Winston Churchill's metaphorical Iron Curtain between East and West may be lifting in these days of glasnost, detente, and other foreign phrases. But there is another Iron Curtain that is holding stronger than ever. That is the one between the American people and their secret government. That's the only substantive lesson to be drawn thus far from the long-awaited criminal trial of Lt. Col. Oliver North.
For the longest while there, it looked as if there might be no trial at all for the former national hero. At every step of the way, the proceedings have been held hostage by the folks in the White House and the "intelligence community" who control the classified information necessary to the conduct of the trial. Reagan, Bush, and their spies have masterfully used the power of information to subvert the principles of democratic governance and an independent judiciary.

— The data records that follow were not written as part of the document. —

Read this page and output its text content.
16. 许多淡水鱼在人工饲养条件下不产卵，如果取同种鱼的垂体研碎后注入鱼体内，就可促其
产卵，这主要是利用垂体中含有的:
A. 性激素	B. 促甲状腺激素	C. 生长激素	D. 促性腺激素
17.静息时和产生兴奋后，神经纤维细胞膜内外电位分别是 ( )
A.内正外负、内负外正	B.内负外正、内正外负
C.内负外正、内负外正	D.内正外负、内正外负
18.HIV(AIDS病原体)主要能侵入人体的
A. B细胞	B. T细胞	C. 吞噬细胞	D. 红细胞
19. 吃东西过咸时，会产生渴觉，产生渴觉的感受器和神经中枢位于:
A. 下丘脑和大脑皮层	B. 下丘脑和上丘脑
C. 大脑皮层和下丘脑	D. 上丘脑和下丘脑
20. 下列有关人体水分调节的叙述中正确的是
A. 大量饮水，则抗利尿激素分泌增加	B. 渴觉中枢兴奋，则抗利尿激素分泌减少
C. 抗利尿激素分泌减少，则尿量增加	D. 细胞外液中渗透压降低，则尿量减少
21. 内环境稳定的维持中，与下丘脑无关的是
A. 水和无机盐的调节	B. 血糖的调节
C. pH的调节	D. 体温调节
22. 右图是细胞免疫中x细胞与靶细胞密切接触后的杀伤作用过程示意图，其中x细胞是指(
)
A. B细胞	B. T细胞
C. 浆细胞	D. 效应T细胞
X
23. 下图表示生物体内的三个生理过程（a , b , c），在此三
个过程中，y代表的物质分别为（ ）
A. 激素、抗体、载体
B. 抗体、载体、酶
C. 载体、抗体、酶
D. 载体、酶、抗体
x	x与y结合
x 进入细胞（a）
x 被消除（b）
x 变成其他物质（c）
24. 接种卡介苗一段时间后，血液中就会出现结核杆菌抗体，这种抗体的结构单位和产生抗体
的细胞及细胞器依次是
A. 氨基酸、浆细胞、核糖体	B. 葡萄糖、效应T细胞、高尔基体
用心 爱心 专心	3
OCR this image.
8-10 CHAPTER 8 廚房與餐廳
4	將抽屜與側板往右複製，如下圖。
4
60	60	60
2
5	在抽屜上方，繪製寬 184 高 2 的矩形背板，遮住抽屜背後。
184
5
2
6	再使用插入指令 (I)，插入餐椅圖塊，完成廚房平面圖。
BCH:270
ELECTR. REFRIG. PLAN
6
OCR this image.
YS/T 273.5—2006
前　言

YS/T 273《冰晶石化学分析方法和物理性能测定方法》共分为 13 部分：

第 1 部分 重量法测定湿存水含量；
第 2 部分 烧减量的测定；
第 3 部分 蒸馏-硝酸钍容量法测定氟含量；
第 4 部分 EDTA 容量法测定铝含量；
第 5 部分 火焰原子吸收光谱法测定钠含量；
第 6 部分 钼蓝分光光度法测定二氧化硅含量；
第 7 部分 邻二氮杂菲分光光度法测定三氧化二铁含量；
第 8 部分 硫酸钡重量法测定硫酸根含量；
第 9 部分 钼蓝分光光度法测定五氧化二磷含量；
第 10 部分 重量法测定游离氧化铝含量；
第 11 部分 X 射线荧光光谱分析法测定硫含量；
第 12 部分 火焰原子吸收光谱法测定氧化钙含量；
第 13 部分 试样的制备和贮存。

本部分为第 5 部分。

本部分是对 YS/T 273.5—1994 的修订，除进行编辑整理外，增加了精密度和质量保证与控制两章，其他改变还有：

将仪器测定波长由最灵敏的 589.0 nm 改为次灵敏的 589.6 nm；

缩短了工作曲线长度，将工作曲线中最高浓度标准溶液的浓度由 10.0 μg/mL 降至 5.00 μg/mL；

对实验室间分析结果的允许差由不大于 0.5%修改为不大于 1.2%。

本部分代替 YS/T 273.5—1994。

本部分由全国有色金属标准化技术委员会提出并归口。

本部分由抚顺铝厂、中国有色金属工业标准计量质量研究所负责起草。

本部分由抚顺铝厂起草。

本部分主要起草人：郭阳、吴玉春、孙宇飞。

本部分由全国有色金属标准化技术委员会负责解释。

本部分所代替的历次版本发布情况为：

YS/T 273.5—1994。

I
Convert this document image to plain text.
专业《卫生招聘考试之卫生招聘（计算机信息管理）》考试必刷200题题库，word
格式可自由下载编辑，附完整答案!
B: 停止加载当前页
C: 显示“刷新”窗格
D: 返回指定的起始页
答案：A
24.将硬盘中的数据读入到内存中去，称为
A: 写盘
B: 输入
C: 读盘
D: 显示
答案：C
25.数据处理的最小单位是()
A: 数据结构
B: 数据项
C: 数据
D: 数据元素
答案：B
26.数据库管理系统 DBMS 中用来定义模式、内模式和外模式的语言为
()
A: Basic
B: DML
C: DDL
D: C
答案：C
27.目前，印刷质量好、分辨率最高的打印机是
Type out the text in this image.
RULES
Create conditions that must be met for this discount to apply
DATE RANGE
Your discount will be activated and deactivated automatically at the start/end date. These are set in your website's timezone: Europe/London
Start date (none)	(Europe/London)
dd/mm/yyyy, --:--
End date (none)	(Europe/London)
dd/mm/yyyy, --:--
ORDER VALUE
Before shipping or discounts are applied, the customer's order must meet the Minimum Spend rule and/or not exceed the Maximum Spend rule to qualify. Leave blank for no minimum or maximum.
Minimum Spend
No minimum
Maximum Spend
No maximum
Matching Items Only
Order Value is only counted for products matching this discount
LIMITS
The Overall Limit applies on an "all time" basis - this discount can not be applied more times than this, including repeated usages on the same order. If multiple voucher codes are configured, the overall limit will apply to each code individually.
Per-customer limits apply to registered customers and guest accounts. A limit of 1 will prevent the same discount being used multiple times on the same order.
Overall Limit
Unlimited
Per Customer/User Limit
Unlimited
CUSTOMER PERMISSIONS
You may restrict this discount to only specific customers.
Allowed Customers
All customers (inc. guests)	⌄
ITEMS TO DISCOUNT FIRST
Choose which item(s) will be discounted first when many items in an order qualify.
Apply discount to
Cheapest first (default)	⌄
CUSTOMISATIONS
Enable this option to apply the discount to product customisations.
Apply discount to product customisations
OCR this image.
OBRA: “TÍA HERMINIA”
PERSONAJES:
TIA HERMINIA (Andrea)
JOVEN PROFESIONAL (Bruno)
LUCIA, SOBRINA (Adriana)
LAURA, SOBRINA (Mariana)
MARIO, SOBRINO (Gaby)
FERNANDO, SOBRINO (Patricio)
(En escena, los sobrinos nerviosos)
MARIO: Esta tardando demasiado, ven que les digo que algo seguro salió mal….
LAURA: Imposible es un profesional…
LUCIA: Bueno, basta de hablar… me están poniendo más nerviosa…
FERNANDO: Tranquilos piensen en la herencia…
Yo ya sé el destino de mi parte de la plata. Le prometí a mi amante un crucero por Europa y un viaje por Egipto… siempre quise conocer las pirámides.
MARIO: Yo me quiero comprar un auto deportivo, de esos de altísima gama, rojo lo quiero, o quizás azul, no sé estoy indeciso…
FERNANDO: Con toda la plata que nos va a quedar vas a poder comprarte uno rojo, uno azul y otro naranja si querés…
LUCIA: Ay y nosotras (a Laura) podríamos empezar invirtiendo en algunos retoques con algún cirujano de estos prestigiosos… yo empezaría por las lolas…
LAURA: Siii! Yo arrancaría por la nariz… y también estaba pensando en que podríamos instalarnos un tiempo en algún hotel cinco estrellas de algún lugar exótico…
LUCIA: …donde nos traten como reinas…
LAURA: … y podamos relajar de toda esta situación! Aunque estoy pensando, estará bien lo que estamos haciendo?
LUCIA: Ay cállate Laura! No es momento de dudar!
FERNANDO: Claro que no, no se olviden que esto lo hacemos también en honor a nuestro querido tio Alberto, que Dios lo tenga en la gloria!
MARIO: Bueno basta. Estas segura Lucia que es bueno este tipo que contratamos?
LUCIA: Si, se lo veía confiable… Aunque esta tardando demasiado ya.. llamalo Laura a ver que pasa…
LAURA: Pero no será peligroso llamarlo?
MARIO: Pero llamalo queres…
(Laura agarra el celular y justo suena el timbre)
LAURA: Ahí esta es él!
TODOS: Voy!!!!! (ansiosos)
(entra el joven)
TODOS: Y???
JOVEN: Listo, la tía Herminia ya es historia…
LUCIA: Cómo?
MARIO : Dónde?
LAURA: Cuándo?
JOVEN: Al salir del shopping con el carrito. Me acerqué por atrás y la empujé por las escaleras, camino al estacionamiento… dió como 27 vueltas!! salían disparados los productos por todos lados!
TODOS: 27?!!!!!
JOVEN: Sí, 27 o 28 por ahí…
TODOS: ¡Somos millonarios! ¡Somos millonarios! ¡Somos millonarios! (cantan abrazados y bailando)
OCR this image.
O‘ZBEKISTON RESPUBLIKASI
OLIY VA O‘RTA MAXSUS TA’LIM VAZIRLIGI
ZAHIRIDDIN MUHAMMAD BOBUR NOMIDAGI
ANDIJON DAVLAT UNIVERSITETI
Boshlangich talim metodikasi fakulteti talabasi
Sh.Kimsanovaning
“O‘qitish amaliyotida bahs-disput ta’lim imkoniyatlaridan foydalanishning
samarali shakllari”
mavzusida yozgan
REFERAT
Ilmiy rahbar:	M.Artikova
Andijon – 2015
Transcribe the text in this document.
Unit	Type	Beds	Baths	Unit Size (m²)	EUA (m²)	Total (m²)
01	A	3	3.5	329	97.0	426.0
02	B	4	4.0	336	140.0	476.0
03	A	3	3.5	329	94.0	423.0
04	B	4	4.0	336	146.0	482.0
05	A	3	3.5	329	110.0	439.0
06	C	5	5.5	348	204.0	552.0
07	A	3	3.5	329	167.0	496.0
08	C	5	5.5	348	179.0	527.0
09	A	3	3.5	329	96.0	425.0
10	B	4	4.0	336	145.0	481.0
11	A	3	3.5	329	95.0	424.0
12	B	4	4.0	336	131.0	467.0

First the process of review and declassification of documents dragged on just long enough to preclude the possibility of a trial before last November's elections. Then, in January, the administration's refusal to declassify information forced the prosecutor to drop the most serious and far-reaching charges against North. These were the conspiracy and theft charges that would have been used in court to lay out the known scope of the North-Casey-Secord "Enterprise" and its operations in Iran and Central America.
Finally, in February, after a jury was selected and the trial set to begin, the Bush administration rushed in with last-minute restrictions on the use of classified information which threatened to derail the proceedings entirely. At this writing, in mid-March, the North trial limps onward as a mere shadow of what should have been.